On the opposite side of the earth, the Dominican Republic’s Silver Bank hosts the largest congregation of humpback whales in the world. In the warm Caribbean waters, they gather to breed and raise their young, allowing humans to swim amongst them during this tender time.
When is the best time to go? Oceanic Society leads tours to Tonga in August and September, considered the best time frame to swim with whales. The congregation in the Dominican Republic reaches its peak in March, which provides ample time to listen to whale songs, swim amongst new mothers and their calves, and witness their famous acrobatics.
Many cultures revere whale sharks as legendary creatures. In Mexico, ancient Mayan artifacts seemingly depict whale sharks. Kenyan legends explain that their spotted pattern is because the gods showered them in coins. Amongst the Labuan Bajo near Komodo, Indonesia, whale sharks are “god’s fish” who rescue fishermen in crisis.
A snorkeler swims beside a whale shark in Indonesia. © Pete Oxford
When you swim with whale sharks, which grow to more than 40 feet, it is easy to understand the mythos. Their starry skin mirrors constellations in the sky. They are solitary beings, usually feeding alone in tropical waters before disappearing into the ocean’s twilight, diving as deep as 6,000 feet. Only in 1995 did researchers learn how they birth, when a dead female was caught holding over 300 eggs at varying stages of development.

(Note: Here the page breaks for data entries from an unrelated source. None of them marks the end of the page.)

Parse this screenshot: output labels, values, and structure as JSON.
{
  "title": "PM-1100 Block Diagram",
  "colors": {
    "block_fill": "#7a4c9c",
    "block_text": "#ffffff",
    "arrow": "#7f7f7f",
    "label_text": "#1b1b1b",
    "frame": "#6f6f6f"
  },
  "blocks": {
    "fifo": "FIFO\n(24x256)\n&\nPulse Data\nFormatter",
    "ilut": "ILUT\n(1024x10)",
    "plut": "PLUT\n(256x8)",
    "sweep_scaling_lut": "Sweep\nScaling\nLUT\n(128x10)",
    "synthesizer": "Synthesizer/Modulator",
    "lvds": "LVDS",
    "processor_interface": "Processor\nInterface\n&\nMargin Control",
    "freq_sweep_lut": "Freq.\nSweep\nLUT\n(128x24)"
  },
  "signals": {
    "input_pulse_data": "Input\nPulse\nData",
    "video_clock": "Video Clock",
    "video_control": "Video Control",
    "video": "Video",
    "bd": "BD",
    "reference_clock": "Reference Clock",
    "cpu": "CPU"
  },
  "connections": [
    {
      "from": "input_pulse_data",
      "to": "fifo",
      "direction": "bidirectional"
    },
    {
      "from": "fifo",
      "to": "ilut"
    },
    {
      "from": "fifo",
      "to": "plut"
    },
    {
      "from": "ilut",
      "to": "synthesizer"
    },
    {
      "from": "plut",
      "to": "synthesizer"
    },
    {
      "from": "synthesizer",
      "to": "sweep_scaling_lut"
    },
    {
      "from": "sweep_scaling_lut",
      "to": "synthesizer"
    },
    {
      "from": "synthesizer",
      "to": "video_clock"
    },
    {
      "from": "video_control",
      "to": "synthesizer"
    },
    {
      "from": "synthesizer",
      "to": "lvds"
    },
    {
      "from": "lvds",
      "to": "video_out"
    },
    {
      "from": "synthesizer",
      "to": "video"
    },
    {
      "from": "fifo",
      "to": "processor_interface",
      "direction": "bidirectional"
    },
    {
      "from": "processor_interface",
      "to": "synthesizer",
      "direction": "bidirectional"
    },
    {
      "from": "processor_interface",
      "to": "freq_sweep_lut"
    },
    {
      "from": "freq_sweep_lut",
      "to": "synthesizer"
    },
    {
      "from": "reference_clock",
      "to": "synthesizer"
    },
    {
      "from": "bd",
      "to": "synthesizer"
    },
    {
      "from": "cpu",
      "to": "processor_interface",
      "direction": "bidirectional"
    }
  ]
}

Thankfully for ocean adventurers, whale sharks don’t seem to mind company. Humans can tag along with other fish hitchhiking on the backs of whale sharks as they vacuum swathes of plankton.

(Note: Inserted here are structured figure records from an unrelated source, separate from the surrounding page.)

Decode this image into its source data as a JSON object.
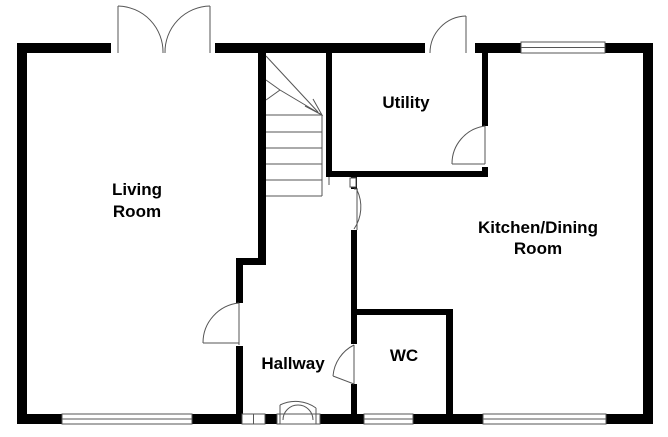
{
  "rooms": {
    "living_line1": "Living",
    "living_line2": "Room",
    "utility": "Utility",
    "kitchen_line1": "Kitchen/Dining",
    "kitchen_line2": "Room",
    "hallway": "Hallway",
    "wc": "WC"
  },
  "colors": {
    "wall": "#000000",
    "line": "#555555",
    "background": "#ffffff"
  }
}
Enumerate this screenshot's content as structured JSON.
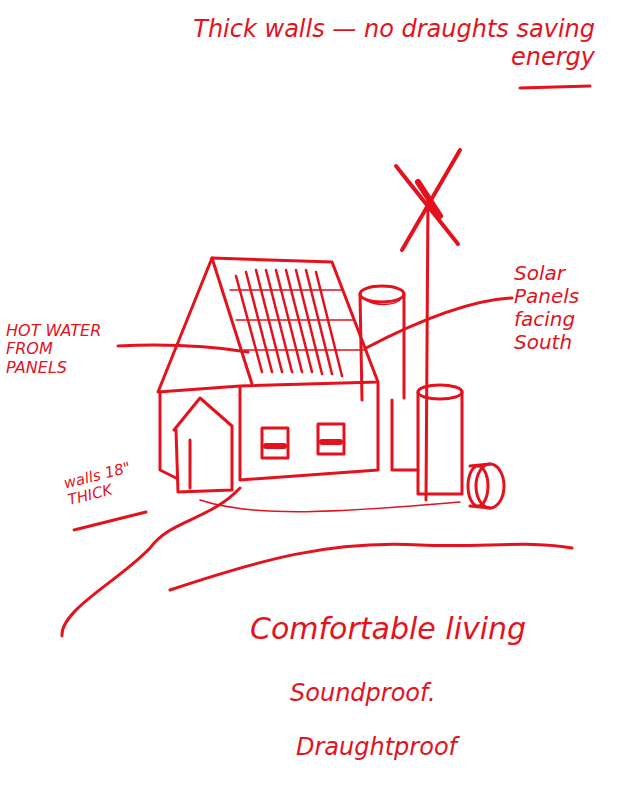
{
  "diagram": {
    "labels": [
      "Thick walls — no draughts saving energy",
      "Solar Panels facing South",
      "HOT WATER FROM PANELS",
      "walls 18\" THICK",
      "Comfortable living",
      "Soundproof.",
      "Draughtproof"
    ]
  }
}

Where to swim with whale sharks? The Sea of Cortez, sandwiched between the Baja peninsula and Mexico’s mainland, is one of the best locations in the world for swimming with whale sharks. Oceanic Society leads whale shark snorkeling expeditions in La Paz.

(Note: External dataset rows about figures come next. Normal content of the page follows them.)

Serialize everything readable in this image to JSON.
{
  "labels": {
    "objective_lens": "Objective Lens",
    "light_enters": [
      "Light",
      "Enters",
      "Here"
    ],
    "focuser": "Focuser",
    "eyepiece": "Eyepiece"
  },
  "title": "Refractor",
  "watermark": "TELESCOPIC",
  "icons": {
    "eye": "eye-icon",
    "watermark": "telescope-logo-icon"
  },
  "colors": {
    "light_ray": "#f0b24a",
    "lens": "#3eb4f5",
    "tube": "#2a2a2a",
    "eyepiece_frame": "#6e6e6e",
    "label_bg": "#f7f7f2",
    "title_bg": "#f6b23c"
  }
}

Meanwhile, swimming with whale sharks in Komodo National Park might be the region’s best kept secret. As tourists swarm the rugged island landscape to view the iconic dragons, whale sharks swim just off the coast amongst the vibrant waters of the Coral Triangle.
With luck, whale sharks can also be seen as part of other Oceanic Society adventures in the Azores, Portugal, in the waters of the Indian Ocean on our Seychelles cruise, and in other parts of Indonesia, such as Raja Ampat and the Banda Sea.
When is the best time to go? Whale sharks are best seen in the Sea of Cortez from December through April, which coincides with other migratory species — including humpback whales and the famously friendly gray whales.
Experiencing Komodo National Park is best in the dry season, April through November, which sees whale sharks feeding in the nearby tropical waters.
Swimming with whales is possible in many locations throughout the world, as is the opportunity to encounter whale sharks. However, these animals are not only threatened, but are also sensitive to disturbances from both people and boats. Oceanic Society only leads tours to swim with whales and whale sharks in places where tourism is managed effectively and local operators are taking steps to minimize the impacts of tourism on these animals. Working with a trusted operator is essential to ensure that the experience is ethical, legal, and protects rather than exploits the environment.
Learn more about how Oceanic Society’s ecotourism model transforms local economies to value wildlife as a dependable tourism asset rather than a consumable good. Each traveler that books a multi-day Oceanic Society tour directly sponsors the removal of 200 pounds of plastic from the ocean. Plastic removal not only helps to keep our oceans and coasts beautiful, it also helps protect the habitat of vulnerable species and provides job opportunities in impoverished communities.